Tuesday, February 01, 2005

Changes in bird culling practices in Vietnam

An interesting story from China Economic Net compares the bird culling practices of last year's bird flu outbreak in Vietnam to what is being tried this year. In 2004, following advice of outside experts, systematic killing within an area of three kilometers radius around an affected flock was the rule. It became apparent that this was not solving the problem because transmission was taking place during transport of chickens by foot and motorcycles.
"If on a Monday a farm is affected and the previous Saturday the farmer had sold his chickens to his cousin 50 kilometres (30 miles) away, then all the chickens in the cousin's farm too should be slaughtered," [said Patrice Gautier, head of Veterinarians Without Borders (VSF]. "That's much more effective than blindly killing all chickens in a three-kilometre radius."
As a result, the number birds killed has fallen sharply, amounting to about a million this year compared to almost 5 million last year.

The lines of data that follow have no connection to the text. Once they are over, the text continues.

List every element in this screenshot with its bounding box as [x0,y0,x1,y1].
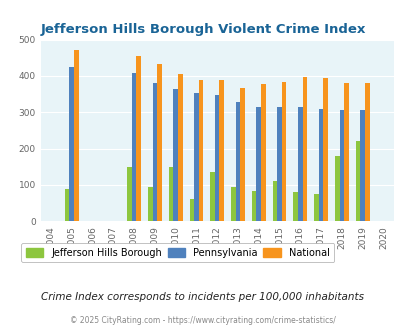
Bar [355,141,360,221]
Bar [297,108,302,221]
Bar [189,199,194,221]
Bar [272,181,277,221]
Bar [136,56,141,221]
Text: Jefferson Hills Borough Violent Crime Index: Jefferson Hills Borough Violent Crime In… [40,23,365,36]
Bar [214,95,219,221]
Bar [177,74,182,221]
Bar [230,186,235,221]
Bar [281,82,286,221]
Bar [302,77,307,221]
Bar [343,83,348,221]
Bar [323,78,327,221]
Bar [210,172,214,221]
Bar [157,64,161,221]
Bar [168,167,173,221]
Bar [318,109,323,221]
Legend: Jefferson Hills Borough, Pennsylvania, National: Jefferson Hills Borough, Pennsylvania, N… [21,243,334,262]
Bar [194,93,198,221]
Bar [198,80,203,221]
Text: © 2025 CityRating.com - https://www.cityrating.com/crime-statistics/: © 2025 CityRating.com - https://www.city… [70,315,335,325]
Bar [334,156,339,221]
Bar [148,186,152,221]
Bar [339,110,343,221]
Bar [127,167,132,221]
Bar [235,102,240,221]
Bar [219,80,224,221]
Bar [173,88,177,221]
Bar [240,88,244,221]
Text: Crime Index corresponds to incidents per 100,000 inhabitants: Crime Index corresponds to incidents per… [41,292,364,302]
Bar [260,84,265,221]
Bar [152,83,157,221]
Bar [69,67,74,221]
Bar [251,191,256,221]
Bar [313,194,318,221]
Bar [132,73,136,221]
Bar [293,192,297,221]
Bar [364,83,369,221]
Bar [74,50,79,221]
Bar [360,110,364,221]
Bar [256,108,260,221]
Bar [65,189,69,221]
Bar [277,108,281,221]
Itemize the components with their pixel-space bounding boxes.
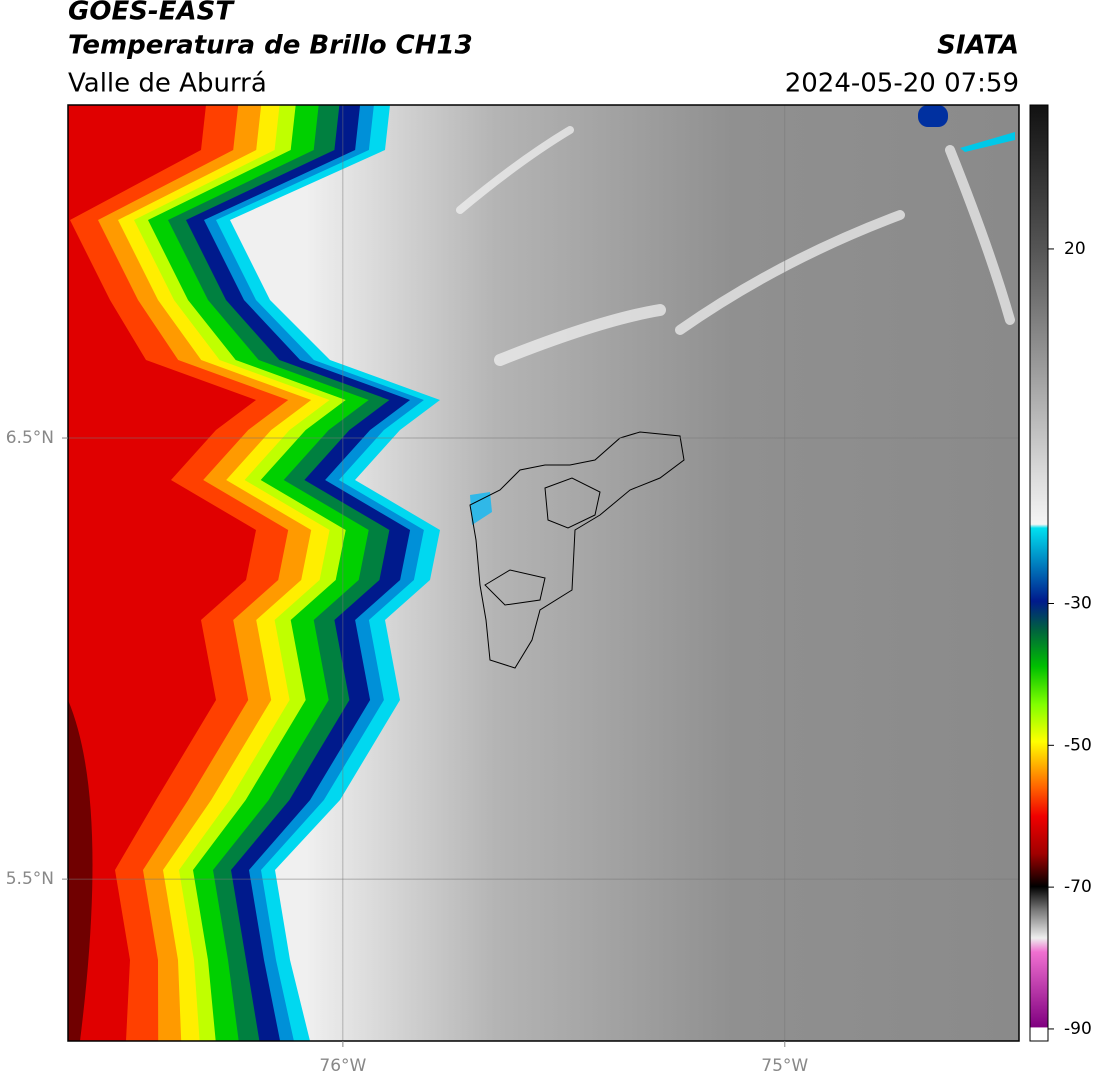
graticule — [68, 105, 1019, 1041]
colorbar-tick-label: -90 — [1064, 1019, 1092, 1039]
y-tick-label: 6.5°N — [6, 428, 54, 448]
band-core — [68, 700, 93, 1041]
colorbar-tick-label: 20 — [1064, 239, 1086, 259]
valley-boundary — [469, 431, 685, 669]
map — [68, 105, 1019, 1041]
x-tick-label: 75°W — [761, 1056, 808, 1076]
convective-bands — [68, 105, 440, 1041]
band — [68, 105, 256, 1041]
y-tick-label: 5.5°N — [6, 869, 54, 889]
colorbar-tick-label: -30 — [1064, 593, 1092, 613]
colorbar-tick-label: -50 — [1064, 735, 1092, 755]
cloud-patch — [918, 105, 948, 127]
colorbar — [1029, 104, 1049, 1042]
cloud-patch — [470, 492, 492, 525]
colorbar-tick-label: -70 — [1064, 877, 1092, 897]
region: Valle de Aburrá — [68, 69, 267, 99]
title: GOES-EAST — [68, 0, 235, 27]
map-frame — [67, 104, 1020, 1042]
x-tick-label: 76°W — [319, 1056, 366, 1076]
subtitle: Temperatura de Brillo CH13 — [68, 31, 473, 61]
cloud-patch — [960, 132, 1015, 152]
source: SIATA — [937, 31, 1019, 61]
timestamp: 2024-05-20 07:59 — [785, 69, 1019, 99]
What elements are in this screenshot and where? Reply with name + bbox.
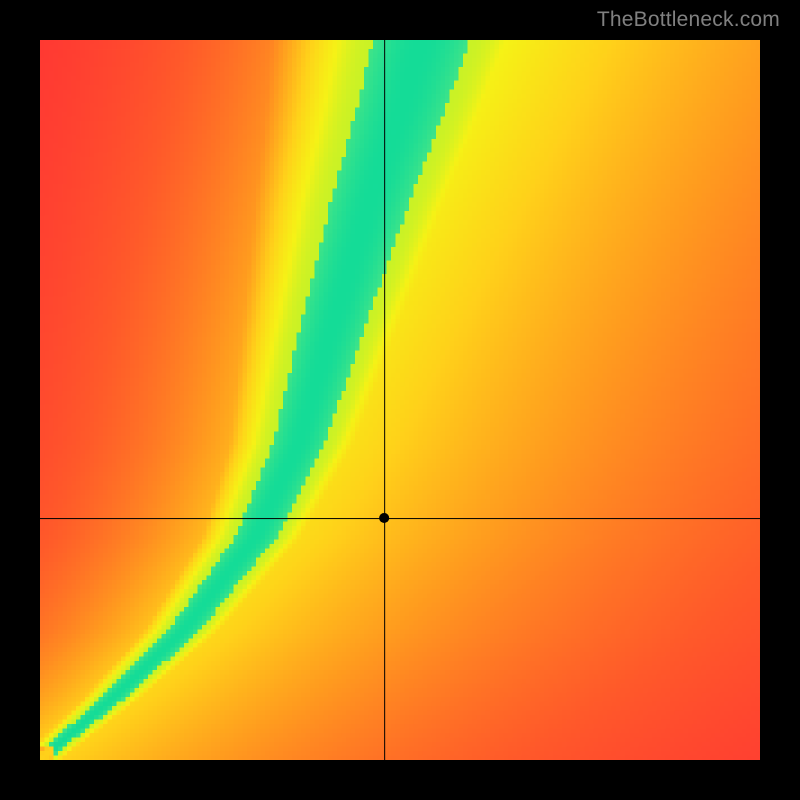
watermark-text: TheBottleneck.com (597, 8, 780, 32)
crosshair-overlay (40, 40, 760, 760)
figure-container: TheBottleneck.com (0, 0, 800, 800)
plot-area (40, 40, 760, 760)
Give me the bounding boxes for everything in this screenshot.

While the number of human cases is similar to last year (12 this year compared to 8 at this time last year), everyone is wary the virus will adapt to allow facile human-to-human transmission. Several suspicious family and geographic clusters are being investigated but no conclusions have been drawn. Henry Niman at Recombinomics is keeping track and updating the cluster information for those interested (see the News and Commentary section of his site).